Background: The assay for transposase-accessible chromatin (ATAC-seq) is a powerful method to examine chromatin accessibility. While many studies have reported a positive correlation between gene expression and promoter accessibility, few have investigated the genes that deviate from this trend. In this study, we aimed to understand the relationship between gene expression and promoter accessibility in multiple cell types while also identifying gene regulatory networks in the placenta, an understudied organ that is critical for a successful pregnancy.
Results: We started by assaying the open chromatin landscape in the mid-gestation placenta, when the fetal vasculature has started developing. After incorporating transcriptomic data generated in the placenta at the same time point, we grouped genes based on their expression levels and ATAC-seq promoter coverage.

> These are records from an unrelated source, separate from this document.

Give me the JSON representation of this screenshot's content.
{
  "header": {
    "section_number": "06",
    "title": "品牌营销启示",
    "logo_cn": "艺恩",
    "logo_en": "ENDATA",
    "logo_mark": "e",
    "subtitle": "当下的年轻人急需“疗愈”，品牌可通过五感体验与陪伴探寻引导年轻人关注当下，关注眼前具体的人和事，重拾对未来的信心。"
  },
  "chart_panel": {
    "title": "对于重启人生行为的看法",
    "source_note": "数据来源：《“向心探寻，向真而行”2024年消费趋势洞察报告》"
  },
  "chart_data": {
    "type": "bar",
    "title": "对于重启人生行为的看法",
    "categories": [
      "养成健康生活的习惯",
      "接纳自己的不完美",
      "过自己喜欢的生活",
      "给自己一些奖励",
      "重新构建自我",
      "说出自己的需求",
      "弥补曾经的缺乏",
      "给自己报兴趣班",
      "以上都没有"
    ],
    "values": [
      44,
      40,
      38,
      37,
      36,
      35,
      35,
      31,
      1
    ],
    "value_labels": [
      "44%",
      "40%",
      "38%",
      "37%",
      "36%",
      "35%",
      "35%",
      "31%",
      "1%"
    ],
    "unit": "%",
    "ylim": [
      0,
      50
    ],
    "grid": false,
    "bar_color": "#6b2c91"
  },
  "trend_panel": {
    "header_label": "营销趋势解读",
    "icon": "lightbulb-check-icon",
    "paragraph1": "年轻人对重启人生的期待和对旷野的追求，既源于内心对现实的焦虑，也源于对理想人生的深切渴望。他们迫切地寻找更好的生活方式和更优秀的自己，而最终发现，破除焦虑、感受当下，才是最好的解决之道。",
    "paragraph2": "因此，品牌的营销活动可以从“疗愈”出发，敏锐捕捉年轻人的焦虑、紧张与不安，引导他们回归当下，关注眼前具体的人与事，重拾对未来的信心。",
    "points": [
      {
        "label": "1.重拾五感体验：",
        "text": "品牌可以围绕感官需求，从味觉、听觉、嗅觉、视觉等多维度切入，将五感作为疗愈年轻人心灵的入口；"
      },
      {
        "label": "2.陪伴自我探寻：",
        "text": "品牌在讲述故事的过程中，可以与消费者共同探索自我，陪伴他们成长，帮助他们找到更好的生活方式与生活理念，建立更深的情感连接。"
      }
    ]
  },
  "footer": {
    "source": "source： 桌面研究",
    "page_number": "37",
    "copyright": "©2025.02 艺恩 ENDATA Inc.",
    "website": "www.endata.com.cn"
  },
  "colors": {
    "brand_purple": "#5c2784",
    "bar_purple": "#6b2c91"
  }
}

We found that the genes with the strongest correlation (high expression and high coverage) are likely involved in housekeeping functions, whereas tissue-specific genes were highly expressed and had only medium-low coverage. We also predicted that genes with medium-low expression and high promoter coverage were actively repressed. Within this group, we extracted a protein-protein interaction network enriched for neuronal functions, likely preventing the cells from adopting a neuronal fate. We further confirmed that a repressive histone mark is bound to the promoters of genes in this network. Finally, we ran our pipeline using ATAC-seq and RNA-seq data generated in ten additional cell types. We again found that genes with the strongest correlation are enriched for housekeeping functions and that genes with medium-low promoter coverage and high expression are more likely to be tissue-specific. These results demonstrate that only two data types, both of which require relatively low starting material to generate and are becoming more commonly available, can be integrated to understand multiple aspects of gene regulation.
Conclusions: Within the placenta, we identified an active placenta-specific gene network as well as a repressed neuronal network. Beyond the placenta, we demonstrate that ATAC-seq data and RNA-seq data can be integrated to identify tissue-specific genes and actively repressed gene networks in multiple cell types.
Keywords: ATAC-seq; Gene networks; Gene regulation; Promoter coverage; RNA-seq; Tissue-specific genes.